ANIMALS IN SCIENCE

Advancements in Research Models

Scientists are on a constant quest for knowledge and often use models to help answer scientific questions.  Biological models, simplified systems used to study biological processes, are used on the premise that the information obtained from them can be applied to other organisms, like humans.  As you know, a number of animal models have been developed over the years in an effort to learn about human disease.  One of the strongest arguments in favor of using animal models has been that universal biological principles span the animal kingdom, which they do.  However, one very important consideration that limits the value of animal models is the differences that distinguish one species from another.  And the differences are vast –ranging from the differences in sequence and expression of DNA, to more gross anatomical and physiological differences. 

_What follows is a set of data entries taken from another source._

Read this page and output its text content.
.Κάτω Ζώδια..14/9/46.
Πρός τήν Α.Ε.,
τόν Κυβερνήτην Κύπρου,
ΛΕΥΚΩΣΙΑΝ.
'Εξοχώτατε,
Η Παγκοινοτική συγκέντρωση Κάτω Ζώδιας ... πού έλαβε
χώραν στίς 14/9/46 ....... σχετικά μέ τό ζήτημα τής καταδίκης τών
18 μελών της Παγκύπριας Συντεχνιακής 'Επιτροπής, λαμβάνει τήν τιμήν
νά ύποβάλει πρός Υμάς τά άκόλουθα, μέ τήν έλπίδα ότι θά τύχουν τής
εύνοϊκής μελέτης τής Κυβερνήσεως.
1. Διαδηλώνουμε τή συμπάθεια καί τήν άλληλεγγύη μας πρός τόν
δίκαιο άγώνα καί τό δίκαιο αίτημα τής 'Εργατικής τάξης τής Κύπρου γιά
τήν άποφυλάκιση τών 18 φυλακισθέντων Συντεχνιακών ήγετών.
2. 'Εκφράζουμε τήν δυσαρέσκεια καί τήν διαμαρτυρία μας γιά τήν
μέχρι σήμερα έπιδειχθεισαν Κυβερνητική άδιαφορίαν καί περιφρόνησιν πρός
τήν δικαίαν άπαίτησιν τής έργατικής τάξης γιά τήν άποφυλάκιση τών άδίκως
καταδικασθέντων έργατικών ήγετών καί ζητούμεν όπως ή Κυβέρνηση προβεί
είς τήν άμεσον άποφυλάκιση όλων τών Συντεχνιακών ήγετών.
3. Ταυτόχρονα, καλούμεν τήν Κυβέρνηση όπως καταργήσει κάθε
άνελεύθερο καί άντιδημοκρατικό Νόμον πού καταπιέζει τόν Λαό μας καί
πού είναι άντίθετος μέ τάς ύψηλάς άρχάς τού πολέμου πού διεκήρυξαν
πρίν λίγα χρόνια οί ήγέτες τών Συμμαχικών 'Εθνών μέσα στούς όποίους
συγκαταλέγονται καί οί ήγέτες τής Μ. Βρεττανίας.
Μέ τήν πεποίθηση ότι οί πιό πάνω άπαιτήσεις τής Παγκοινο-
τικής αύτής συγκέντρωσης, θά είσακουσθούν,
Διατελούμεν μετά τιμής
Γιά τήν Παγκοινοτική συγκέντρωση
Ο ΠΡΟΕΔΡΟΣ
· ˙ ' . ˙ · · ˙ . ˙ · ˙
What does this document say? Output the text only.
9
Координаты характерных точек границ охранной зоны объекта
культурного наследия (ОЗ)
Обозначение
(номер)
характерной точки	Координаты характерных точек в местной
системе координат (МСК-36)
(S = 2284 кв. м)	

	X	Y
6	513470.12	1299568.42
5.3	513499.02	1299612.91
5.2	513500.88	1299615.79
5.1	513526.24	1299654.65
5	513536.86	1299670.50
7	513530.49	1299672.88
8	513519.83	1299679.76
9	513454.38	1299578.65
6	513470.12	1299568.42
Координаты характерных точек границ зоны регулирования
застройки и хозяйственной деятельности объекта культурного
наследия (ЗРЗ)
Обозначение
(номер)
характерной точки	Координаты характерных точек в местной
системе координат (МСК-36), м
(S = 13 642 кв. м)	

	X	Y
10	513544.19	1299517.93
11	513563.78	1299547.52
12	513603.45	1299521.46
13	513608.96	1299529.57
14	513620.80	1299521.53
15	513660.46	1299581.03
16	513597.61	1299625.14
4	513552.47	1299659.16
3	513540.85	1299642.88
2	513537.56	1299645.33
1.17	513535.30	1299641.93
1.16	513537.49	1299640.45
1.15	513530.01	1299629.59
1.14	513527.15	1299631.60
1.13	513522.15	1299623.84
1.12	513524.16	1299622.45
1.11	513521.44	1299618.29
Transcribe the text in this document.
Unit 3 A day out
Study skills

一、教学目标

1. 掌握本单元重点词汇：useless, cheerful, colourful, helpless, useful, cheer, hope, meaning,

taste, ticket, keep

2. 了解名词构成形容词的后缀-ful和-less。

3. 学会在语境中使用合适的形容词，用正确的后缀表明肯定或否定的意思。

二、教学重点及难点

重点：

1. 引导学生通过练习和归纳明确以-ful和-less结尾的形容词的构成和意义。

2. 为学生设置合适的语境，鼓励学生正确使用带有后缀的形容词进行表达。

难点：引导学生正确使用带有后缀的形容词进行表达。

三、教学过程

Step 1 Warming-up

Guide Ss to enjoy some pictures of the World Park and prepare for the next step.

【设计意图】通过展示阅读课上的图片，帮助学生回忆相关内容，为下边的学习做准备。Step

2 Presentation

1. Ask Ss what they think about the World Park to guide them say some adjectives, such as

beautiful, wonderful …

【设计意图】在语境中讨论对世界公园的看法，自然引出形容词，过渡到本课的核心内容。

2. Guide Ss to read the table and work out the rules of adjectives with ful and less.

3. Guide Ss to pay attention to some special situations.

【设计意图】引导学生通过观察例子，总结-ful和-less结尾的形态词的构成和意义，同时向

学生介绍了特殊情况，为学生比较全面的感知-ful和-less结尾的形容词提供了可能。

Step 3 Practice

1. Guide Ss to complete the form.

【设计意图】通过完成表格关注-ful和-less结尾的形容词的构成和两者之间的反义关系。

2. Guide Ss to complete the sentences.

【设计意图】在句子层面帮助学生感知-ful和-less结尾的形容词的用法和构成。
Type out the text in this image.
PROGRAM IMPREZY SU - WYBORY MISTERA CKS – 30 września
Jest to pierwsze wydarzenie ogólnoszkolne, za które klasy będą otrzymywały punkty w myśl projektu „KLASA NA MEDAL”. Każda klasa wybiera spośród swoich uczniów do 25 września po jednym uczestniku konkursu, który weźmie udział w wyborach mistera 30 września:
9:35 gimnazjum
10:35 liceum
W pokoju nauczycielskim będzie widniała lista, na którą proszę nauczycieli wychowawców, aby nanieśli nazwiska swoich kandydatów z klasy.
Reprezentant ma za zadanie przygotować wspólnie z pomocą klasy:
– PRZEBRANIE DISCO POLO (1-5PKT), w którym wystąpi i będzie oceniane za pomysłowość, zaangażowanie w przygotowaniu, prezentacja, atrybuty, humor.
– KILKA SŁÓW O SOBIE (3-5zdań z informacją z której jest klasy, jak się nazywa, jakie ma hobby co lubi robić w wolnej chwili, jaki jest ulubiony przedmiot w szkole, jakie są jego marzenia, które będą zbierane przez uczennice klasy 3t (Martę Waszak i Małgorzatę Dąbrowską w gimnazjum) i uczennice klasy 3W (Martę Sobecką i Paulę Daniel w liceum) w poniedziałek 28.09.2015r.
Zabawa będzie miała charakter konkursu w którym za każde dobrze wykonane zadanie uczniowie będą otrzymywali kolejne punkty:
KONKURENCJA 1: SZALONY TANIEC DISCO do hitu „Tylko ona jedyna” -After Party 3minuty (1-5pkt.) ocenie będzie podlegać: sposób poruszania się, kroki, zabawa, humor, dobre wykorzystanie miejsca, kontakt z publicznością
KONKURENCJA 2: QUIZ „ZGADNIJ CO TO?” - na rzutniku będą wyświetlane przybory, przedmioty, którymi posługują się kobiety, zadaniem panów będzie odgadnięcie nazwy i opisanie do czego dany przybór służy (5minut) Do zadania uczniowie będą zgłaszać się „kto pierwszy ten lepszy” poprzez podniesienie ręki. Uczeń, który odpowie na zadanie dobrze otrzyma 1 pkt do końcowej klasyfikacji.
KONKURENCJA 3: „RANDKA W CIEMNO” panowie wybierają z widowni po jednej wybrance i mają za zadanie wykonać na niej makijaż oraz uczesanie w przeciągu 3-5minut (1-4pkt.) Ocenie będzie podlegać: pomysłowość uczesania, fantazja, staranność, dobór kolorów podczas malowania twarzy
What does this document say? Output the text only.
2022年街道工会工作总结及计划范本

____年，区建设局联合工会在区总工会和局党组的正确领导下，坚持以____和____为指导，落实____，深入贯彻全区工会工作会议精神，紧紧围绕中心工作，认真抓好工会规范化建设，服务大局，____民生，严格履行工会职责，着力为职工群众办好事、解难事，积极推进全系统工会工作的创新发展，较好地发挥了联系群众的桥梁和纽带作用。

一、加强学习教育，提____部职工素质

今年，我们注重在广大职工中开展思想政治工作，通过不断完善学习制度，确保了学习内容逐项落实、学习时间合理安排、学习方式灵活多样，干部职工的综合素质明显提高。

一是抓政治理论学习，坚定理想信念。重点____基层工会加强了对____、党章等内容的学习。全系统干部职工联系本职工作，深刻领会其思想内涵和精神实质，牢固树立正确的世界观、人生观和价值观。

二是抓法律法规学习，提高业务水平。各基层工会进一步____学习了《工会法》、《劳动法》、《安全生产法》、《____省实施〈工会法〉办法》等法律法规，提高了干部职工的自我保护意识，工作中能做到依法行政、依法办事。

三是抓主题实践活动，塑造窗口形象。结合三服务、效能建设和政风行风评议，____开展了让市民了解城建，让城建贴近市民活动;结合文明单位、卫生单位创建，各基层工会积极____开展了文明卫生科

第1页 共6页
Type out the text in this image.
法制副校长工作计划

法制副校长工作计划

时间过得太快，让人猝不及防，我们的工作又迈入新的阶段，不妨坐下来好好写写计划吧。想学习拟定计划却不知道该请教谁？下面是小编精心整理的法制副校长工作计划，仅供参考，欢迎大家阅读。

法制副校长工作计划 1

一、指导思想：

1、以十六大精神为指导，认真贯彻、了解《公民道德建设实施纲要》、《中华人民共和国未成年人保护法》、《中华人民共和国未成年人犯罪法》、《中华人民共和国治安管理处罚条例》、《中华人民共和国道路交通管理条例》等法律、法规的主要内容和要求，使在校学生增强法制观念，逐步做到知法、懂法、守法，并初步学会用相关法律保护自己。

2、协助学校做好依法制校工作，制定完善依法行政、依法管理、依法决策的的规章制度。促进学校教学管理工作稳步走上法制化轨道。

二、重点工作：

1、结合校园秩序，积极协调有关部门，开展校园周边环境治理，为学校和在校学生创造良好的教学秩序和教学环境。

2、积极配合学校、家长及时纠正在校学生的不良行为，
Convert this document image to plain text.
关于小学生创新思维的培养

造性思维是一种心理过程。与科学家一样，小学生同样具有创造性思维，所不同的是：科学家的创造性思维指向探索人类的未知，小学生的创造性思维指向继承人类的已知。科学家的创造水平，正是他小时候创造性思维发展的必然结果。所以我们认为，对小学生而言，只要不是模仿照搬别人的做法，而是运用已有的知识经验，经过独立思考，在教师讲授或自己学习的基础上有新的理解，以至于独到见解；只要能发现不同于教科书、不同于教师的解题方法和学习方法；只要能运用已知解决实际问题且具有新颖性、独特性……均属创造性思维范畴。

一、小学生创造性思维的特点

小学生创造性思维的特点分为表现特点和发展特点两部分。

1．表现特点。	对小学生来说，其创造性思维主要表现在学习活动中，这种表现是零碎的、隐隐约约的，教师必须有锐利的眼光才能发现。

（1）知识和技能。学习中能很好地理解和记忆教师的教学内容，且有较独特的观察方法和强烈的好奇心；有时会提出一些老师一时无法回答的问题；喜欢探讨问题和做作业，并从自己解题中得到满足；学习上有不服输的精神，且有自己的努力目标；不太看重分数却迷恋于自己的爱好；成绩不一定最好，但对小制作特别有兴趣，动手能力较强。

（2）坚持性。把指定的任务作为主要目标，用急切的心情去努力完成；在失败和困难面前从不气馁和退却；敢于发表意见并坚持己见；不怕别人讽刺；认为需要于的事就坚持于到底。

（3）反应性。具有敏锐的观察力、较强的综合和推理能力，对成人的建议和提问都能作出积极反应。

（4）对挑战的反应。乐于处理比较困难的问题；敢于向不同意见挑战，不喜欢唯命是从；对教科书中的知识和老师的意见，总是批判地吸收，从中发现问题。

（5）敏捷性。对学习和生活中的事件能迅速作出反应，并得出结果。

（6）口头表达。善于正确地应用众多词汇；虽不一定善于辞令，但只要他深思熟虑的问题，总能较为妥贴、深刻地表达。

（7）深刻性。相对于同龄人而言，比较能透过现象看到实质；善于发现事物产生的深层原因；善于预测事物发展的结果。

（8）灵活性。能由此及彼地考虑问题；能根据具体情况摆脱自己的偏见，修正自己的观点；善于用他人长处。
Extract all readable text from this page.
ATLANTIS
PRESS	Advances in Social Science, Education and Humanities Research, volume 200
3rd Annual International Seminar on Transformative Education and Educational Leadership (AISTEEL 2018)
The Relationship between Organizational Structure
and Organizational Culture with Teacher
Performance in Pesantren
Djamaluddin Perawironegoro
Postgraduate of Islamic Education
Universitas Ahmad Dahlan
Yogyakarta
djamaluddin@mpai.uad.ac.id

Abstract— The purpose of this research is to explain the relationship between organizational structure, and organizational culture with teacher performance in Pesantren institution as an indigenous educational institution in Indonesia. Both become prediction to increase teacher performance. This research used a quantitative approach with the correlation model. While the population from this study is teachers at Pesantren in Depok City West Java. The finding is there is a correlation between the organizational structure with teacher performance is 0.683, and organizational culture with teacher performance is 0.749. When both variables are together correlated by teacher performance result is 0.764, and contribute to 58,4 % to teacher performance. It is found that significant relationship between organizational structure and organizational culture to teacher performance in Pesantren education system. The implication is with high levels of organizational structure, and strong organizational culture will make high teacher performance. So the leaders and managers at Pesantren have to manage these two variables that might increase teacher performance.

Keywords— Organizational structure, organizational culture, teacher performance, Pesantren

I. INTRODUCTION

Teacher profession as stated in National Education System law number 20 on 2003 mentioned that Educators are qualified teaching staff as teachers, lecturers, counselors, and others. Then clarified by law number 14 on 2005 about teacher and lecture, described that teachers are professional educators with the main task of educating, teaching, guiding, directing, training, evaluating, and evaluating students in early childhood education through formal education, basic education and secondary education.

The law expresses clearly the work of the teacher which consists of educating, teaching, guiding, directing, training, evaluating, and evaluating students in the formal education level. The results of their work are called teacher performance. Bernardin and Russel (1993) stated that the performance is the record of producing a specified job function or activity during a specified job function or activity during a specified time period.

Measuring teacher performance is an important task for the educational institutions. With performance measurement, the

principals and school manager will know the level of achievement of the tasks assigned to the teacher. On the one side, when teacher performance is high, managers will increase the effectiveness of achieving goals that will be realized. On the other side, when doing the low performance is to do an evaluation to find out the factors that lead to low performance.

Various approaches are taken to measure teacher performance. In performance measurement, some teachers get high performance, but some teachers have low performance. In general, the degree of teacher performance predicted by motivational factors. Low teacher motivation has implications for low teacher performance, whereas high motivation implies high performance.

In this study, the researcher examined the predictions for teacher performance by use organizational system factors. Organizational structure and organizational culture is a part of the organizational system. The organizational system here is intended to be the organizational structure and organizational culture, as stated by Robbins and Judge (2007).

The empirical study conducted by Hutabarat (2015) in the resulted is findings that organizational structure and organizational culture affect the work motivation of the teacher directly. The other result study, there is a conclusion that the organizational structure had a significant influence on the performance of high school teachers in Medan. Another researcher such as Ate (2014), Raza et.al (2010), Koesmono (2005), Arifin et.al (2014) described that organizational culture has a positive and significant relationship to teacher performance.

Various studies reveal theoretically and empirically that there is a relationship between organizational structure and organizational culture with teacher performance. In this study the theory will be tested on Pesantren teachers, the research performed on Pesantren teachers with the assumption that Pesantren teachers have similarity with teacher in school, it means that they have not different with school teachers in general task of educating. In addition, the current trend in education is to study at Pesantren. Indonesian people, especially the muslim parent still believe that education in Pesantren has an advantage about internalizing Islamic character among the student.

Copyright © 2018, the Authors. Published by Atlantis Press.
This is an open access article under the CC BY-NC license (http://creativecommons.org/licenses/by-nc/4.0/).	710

Time and time again, we see that information learned from animal models has failed to predict what actually happens in people.  And which people would animal models predict for anyway?  As our biological knowledge grows, we have come to appreciate not only the differences that distinguish one species from another, but also the differences between individuals within that species.  Animal models do not address the role that genetic differences between humans play in drug testing or in the study of disease.  While there are limitations with all models, there are inherent issues with animal models, including differences in size and physiology from humans, genetic differences, and variations in biological targets that limit the ability of data collected from an animal model to be translated to people.  Although a long-standing practice, overreliance on costly and time-consuming animal models has failed to provide relevant answers to today’s scientific questions, giving us hope in many treatments that have only failed in clinical trials, and may have led to the abandonment of drugs that could have been effective for some people.

The scientific community has recognized that there is need for improvement and that more reliable and effective models can be developed with more human relevance.  The use of human cells and tissues in combination with sophisticated computer models constructed from human data have greater potential to improve human health and well-being more than animal models ever could.  One of the most prestigious scientists of our time, Dr. Francis Collins, Director of the National Institutes of Health, recently stated that transitioning to models which rely on human tissues and stem cells, combined with improvements in assay validation, may make it “justifiable to skip the animal model assessment of efficacy altogether.”  (Collins 2011)

Although it will continue to be an uphill battle challenging the tradition of the animal model, in addition to the challenges that come with developing alternative methodologies and getting regulatory agencies comfortable with new testing methods, the opportunity to develop more predictive models without harming animals has never been better.  The following section describes some of the latest advancements in research models which hold the promise of being more predictive than animal models because they have more direct relevance to humans from the start. 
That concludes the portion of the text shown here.